By the way, when I checked my BIOS setting, secure boot was off, so it had nothing to do with my trouble.


Solution

  • It seems that for docker container you don't need to install CUDA drivers on the host system. From the link:

    Docker is the easiest way to enable TensorFlow GPU support on Linux since only the NVIDIA® GPU driver is required on the host machine (the NVIDIA® CUDA® Toolkit does not need to be installed).

    This TF container installs CUDA 12.3 inside (you can see it in the image layers list here), and according to this table (table 3 in the NVIDIA CUDA Toolkit Release Notes) CUDA 12.3 needs nvidia drivers >=545 (which is the missmatch in the error stack). This is a bit counterintuitive to other tables where the minimum requirements for CUDA 12 is just driver versions >=525. From the link:

    CUDA Toolkit        Toolkit Driver Version  
                        Linux x86_64 Driver Version   Windows x86_64 Driver Version
    CUDA 12.4 Update 1  >=550.54.15                   >=551.78
    CUDA 12.4 GA        >=550.54.14                   >=551.61
    CUDA 12.3 Update 1  >=545.23.08                   >=546.12
    CUDA 12.3 GA        >=545.23.06 <- this one       >=545.84
    CUDA 12.2 Update 2  >=535.104.05                  >=537.13
    ...
    

    The easiest way would be to update your drivers to version >=545. It seems that for a 1070, the latest drivers are 550, so you should be fine version-wise.
    Alternatively, you could use the last docker image with CUDA 11.8, which would be tensorflow:2.15.0rc1-gpu (This is wrong, see edit). All other gpu images after this seems to use CUDA 12.3 when looking at the definitions in the image layers.
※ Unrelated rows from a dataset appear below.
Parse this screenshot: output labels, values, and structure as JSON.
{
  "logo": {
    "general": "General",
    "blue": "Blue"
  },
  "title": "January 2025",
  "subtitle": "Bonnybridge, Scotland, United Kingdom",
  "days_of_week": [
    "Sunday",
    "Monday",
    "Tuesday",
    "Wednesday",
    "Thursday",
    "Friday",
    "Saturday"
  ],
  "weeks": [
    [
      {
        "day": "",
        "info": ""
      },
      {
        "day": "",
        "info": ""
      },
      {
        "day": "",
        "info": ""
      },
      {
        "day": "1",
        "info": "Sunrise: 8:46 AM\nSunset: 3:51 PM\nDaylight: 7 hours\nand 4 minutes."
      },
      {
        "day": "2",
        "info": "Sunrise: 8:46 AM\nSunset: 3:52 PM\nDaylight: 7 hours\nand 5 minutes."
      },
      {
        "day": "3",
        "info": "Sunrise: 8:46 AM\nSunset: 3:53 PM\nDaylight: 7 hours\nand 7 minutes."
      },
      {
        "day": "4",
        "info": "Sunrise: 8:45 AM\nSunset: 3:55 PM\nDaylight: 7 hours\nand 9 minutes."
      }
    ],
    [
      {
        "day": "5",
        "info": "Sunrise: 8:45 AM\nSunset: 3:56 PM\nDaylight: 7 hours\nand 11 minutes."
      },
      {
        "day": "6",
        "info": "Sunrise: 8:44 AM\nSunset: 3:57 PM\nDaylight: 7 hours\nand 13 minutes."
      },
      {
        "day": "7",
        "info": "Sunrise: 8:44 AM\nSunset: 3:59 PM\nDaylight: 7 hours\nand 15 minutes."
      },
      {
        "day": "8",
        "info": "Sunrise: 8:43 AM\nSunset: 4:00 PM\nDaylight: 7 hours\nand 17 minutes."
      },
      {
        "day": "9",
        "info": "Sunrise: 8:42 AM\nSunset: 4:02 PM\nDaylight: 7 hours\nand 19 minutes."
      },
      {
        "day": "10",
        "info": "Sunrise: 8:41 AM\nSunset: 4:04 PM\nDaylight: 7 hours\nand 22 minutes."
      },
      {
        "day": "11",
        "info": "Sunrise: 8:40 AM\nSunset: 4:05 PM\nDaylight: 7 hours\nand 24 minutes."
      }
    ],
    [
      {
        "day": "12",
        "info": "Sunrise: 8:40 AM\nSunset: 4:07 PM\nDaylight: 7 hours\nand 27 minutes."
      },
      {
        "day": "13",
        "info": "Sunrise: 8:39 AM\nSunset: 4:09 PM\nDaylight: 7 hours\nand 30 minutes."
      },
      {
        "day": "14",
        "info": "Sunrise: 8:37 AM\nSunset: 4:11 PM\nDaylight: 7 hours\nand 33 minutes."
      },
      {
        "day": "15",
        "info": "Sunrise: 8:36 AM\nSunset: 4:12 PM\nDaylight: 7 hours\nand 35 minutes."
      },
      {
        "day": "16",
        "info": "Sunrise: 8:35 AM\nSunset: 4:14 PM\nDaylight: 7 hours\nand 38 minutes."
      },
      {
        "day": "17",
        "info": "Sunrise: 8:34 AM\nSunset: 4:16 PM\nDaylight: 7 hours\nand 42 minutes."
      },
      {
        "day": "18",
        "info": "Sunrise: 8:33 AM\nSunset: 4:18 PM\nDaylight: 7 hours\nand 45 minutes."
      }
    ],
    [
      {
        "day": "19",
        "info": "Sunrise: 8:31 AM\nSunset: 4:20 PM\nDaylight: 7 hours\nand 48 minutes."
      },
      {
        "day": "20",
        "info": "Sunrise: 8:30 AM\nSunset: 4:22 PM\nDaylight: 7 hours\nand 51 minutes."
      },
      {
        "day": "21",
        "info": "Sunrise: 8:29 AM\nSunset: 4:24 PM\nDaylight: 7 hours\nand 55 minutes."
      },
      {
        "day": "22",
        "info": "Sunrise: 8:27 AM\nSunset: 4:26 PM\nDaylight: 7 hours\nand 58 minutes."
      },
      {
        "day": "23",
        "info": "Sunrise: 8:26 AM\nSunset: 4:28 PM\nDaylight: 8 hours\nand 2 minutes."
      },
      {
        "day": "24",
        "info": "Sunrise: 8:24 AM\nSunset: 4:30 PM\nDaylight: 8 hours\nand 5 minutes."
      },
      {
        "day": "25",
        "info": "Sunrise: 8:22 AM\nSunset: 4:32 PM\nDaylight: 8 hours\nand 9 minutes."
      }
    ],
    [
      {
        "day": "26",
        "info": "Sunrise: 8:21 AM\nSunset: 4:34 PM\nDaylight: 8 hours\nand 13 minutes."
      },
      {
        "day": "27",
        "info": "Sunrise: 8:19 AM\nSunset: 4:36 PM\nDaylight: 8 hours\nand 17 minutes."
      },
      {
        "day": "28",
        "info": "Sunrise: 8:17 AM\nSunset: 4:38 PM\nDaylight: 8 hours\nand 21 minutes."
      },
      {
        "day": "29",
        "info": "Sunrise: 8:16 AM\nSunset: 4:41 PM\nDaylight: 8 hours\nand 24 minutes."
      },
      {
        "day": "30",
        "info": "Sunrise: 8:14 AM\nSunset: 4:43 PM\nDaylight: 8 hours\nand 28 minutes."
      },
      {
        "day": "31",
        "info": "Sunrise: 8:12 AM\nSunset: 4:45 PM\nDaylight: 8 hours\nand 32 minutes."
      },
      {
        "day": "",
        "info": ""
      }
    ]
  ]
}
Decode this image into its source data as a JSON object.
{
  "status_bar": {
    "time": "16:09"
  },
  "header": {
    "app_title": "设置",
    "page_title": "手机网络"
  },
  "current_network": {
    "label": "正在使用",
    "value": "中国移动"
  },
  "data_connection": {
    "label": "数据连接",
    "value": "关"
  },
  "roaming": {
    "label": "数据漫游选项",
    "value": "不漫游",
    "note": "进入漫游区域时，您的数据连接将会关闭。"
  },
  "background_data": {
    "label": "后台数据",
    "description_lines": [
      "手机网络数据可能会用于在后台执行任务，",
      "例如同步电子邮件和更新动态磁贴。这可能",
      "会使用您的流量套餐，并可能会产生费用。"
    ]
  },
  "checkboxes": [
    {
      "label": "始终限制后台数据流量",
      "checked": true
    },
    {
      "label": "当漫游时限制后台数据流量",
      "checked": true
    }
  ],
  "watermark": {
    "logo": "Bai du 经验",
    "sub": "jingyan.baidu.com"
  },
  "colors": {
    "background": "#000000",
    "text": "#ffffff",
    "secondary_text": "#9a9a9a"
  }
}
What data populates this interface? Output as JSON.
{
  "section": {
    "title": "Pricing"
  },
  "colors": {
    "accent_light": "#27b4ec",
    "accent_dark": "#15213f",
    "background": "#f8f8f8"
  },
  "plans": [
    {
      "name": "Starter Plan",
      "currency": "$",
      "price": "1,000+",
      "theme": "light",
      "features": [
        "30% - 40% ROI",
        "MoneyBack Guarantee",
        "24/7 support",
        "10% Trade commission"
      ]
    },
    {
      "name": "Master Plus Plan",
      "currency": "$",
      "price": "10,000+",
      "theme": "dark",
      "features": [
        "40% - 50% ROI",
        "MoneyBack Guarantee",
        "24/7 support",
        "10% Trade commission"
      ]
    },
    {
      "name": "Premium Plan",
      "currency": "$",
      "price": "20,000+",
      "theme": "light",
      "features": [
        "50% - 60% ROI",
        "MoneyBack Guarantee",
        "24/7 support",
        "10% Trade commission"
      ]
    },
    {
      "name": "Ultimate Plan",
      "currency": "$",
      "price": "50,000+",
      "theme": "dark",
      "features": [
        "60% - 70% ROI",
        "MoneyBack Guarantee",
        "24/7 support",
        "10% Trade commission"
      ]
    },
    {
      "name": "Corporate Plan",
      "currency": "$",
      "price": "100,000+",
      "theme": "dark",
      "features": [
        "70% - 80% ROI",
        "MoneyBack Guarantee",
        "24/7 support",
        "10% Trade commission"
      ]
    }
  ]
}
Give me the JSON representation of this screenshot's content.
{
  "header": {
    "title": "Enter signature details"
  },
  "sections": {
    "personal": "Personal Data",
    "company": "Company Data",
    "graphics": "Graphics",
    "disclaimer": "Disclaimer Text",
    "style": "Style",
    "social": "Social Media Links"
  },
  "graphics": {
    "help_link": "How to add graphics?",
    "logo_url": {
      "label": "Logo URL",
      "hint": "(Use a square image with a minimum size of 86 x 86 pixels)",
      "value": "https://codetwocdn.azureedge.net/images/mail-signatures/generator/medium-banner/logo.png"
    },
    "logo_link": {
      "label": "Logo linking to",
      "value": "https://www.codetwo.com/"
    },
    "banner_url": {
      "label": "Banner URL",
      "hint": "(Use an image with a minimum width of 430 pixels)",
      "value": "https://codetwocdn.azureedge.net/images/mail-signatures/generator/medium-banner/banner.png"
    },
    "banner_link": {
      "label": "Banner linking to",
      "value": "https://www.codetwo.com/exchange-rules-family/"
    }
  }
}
    Edit: I was wrong with the tensorflow tag I recommended, this was indeed the worst version to recommend. It indeed installs CUDA 11.8, which one can check with nvcc --version, but when you check the required CUDA version with tf.sysconfig.get_build_info() (or one line with):

    python3 -c "import tensorflow as tf;print(tf.sysconfig.get_build_info())"
    

    you get the following with tensorflow:2.15.0rc1-gpu :

    OrderedDict([('cpu_compiler', '/usr/lib/llvm-17/bin/clang'), ('cuda_compute_capabilities', ['sm_50', 'sm_60', 'sm_70', 'sm_75', 'compute_80']), ('cuda_version', '12.2'), ('cudnn_version', '8'), ('is_cuda_build', True), ('is_rocm_build', False), ('is_tensorrt_build', True)])

    Here you can see that TF expects CUDA 12.2, which is obviously not installed, voiding the GPU capabilities of this container.

    I checked with the other tags, for CUDA 11.8 you can use the tag tensorflow/tensorflow:2.14.0-gpu, and for CUDA 12.2 you can use tensorflow/tensorflow:2.15.0-gpu (non-rc version) and above.